Introduction to Omics

Undergraduate course

Course description

Objectives and Content

The course gives an introduction to bioinformatics related to processing and analysis of data produced using high-throughput omics technologies including next generation sequencing and mass spectrometry based proteomics. The course includes an introduction to relevant data generating technologies, the types of data produced, and processing steps utilized to prepare the data for analysis. Furthermore, the course includes methods for mapping reads to reference assemblies, for de novo assembly of genomes and transcriptomes, for analysis of alternative splicing, genomic variants, and for expression level estimation. In addition, the course covers approaches for detection of differential expression at the level of individual genes / proteins as well as of pathways / systems, through for example over-representation analysis.

Learning Outcomes

On completion of the course the student should have the following learning outcomes defined in terms of knowledge, skills and general competence:

 

Knowledge

The student

  • has a general understanding of key technologies used to generate omics data
  • Understands and is able to implement methods for quality control, filtering and normalization of NGS and proteomics data
  • Understands and is able to explain methods for sequence mapping, and for de novo assembly of genomes and transcriptomes
  • Understands and is able to explain methods for protein identification and analysis of post-translational modifications
  • Understands and is able to implement and use methods for detection and annotation of genomic variants
  • Understands and is able to implement methods for analysis of differential expression and over representation analysis

 

Skills

The student is able to

  • apply state of the art tools to analyze real sequencing and proteomics data sets
  • take part in designing an omics based experiment to address a certain biological question - and take a lead role in analyzing resulting data

 

 

General competence

The student can

  • Take part in teams performing and analyzing omics experiments to help address a biological question

Full-time/Part-time

Full-time

ECTS Credits

10

Level of Study

Bachelor

Semester of Instruction

Autumn.
Required Previous Knowledge
For incoming exchange students: At least 60 ECTS in Computer Science and at least 10 ECTS in mathematics.
Recommended Previous Knowledge

INF100

BINF100 or corresponding background in bioinformatics and molecular biology. Be able to implement basic algorithms in a programming language of your own choice. Recommended background: INF100 and INF102. A basic understanding of algorithms and efficiency, as well as statistics, is required.

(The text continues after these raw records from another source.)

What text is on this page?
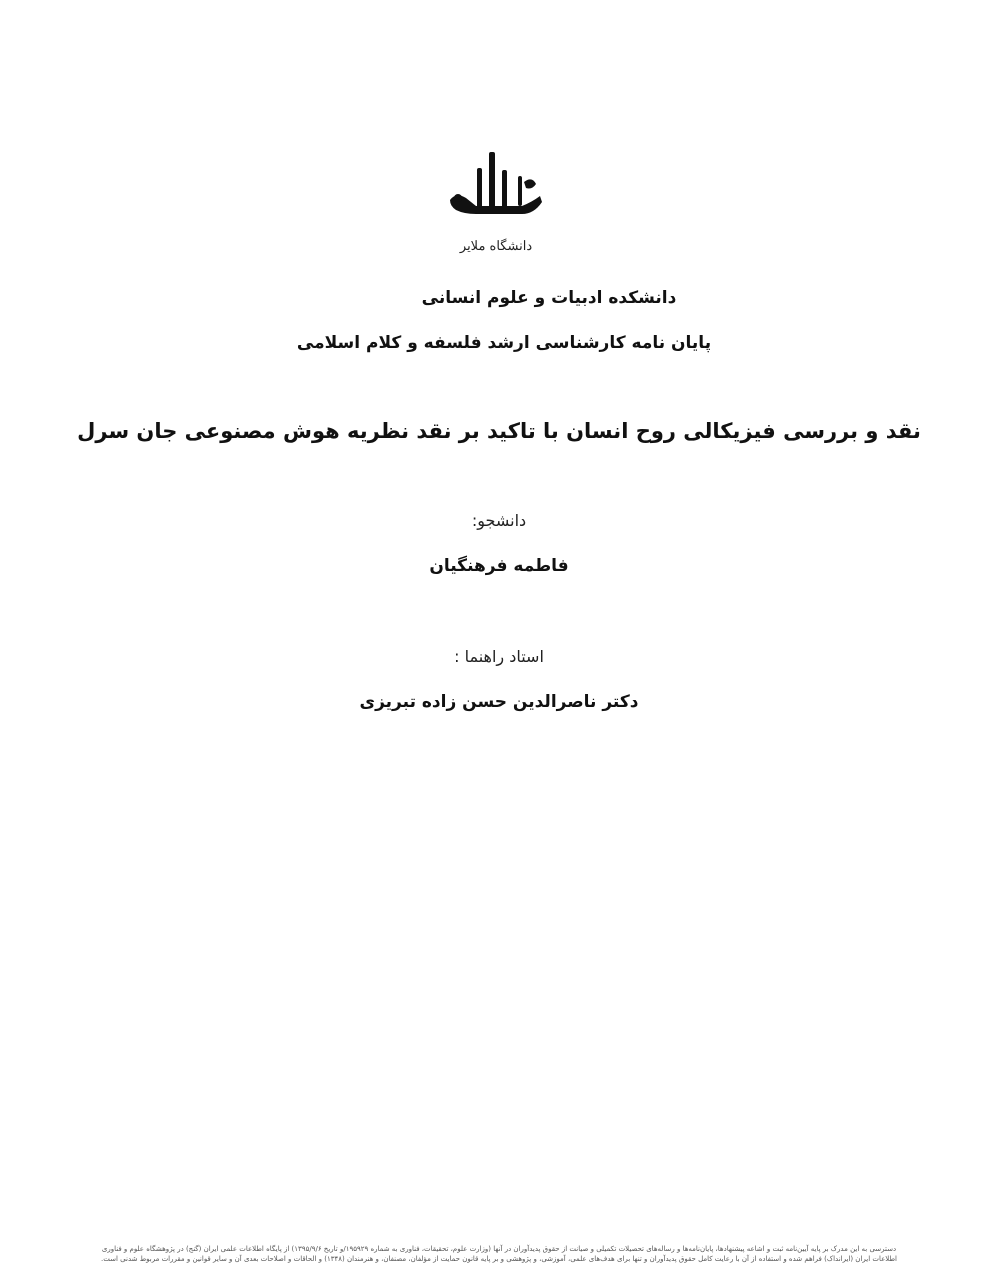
دانشگاه ملایر
دانشکده ادبیات و علوم انسانی
پایان نامه کارشناسی ارشد فلسفه و کلام اسلامی
نقد و بررسی فیزیکالی روح انسان با تاکید بر نقد نظریه هوش مصنوعی جان سرل
دانشجو:
فاطمه فرهنگیان
استاد راهنما :
دکتر ناصرالدین حسن زاده تبریزی
دسترسی به این مدرک بر پایه آیین‌نامه ثبت و اشاعه پیشنهادها، پایان‌نامه‌ها و رساله‌های تحصیلات تکمیلی و صیانت از حقوق پدیدآوران در آنها (وزارت علوم، تحقیقات، فناوری به شماره ۱۹۵۹۲۹/و تاریخ ۱۳۹۵/۹/۶) از پایگاه اطلاعات علمی ایران (گنج) در پژوهشگاه علوم و فناوری
اطلاعات ایران (ایرانداک) فراهم شده و استفاده از آن با رعایت کامل حقوق پدیدآوران و تنها برای هدف‌های علمی، آموزشی، و پژوهشی و بر پایه قانون حمایت از مؤلفان، مصنفان، و هنرمندان (۱۳۴۸) و الحاقات و اصلاحات بعدی آن و سایر قوانین و مقررات مربوط شدنی است.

Credit Reduction due to Course Overlap
INF285: 5 STP
Access to the Course
Access to the course requires admission to a programme of study at The Faculty of Mathematics and Natural Sciences.
Teaching and learning methods

Teaching in form of lectures and mandatory exercises

Lectures, 4 hours per week

Exercises, 2 hours per week

Compulsory Assignments and Attendance
Compulsory assignments are valid for 1 subsequent semesters
Forms of Assessment

The forms of assessment are:

  • Mandatory exercises, 50 % of total grade.
  • Written examination (3 hours), 50% of total grade.

All compulsory assignments must be approved before examination.

Grading Scale
The grading scale used is A to F. Grade A is the highest passing grade in the grading scale, grade F is a fail.
Assessment Semester
Examination both spring semester and autumn semester. In semesters without teaching the examination will be arranged at the beginning of the semester.
Reading List
The reading list will be available within June 1st for the autumn semester and December 1st for the spring semester.
Course Evaluation
The course will be evaluated by the students in accordance with the quality assurance system at UiB and the department.
Examination Support Material
Non-programmable calculator, according to the faculty regulations
Programme Committee
The Programme Committee is responsible for the content, structure and quality of the study programme and courses.
Course Coordinator
Course coordinator and administrative contact person can be found on Mitt UiB, or contact Student adviser
Course Administrator
The Faculty of Mathematics and Natural Sciences represented by the Department of Informatics is the course administrator for the course and study programme.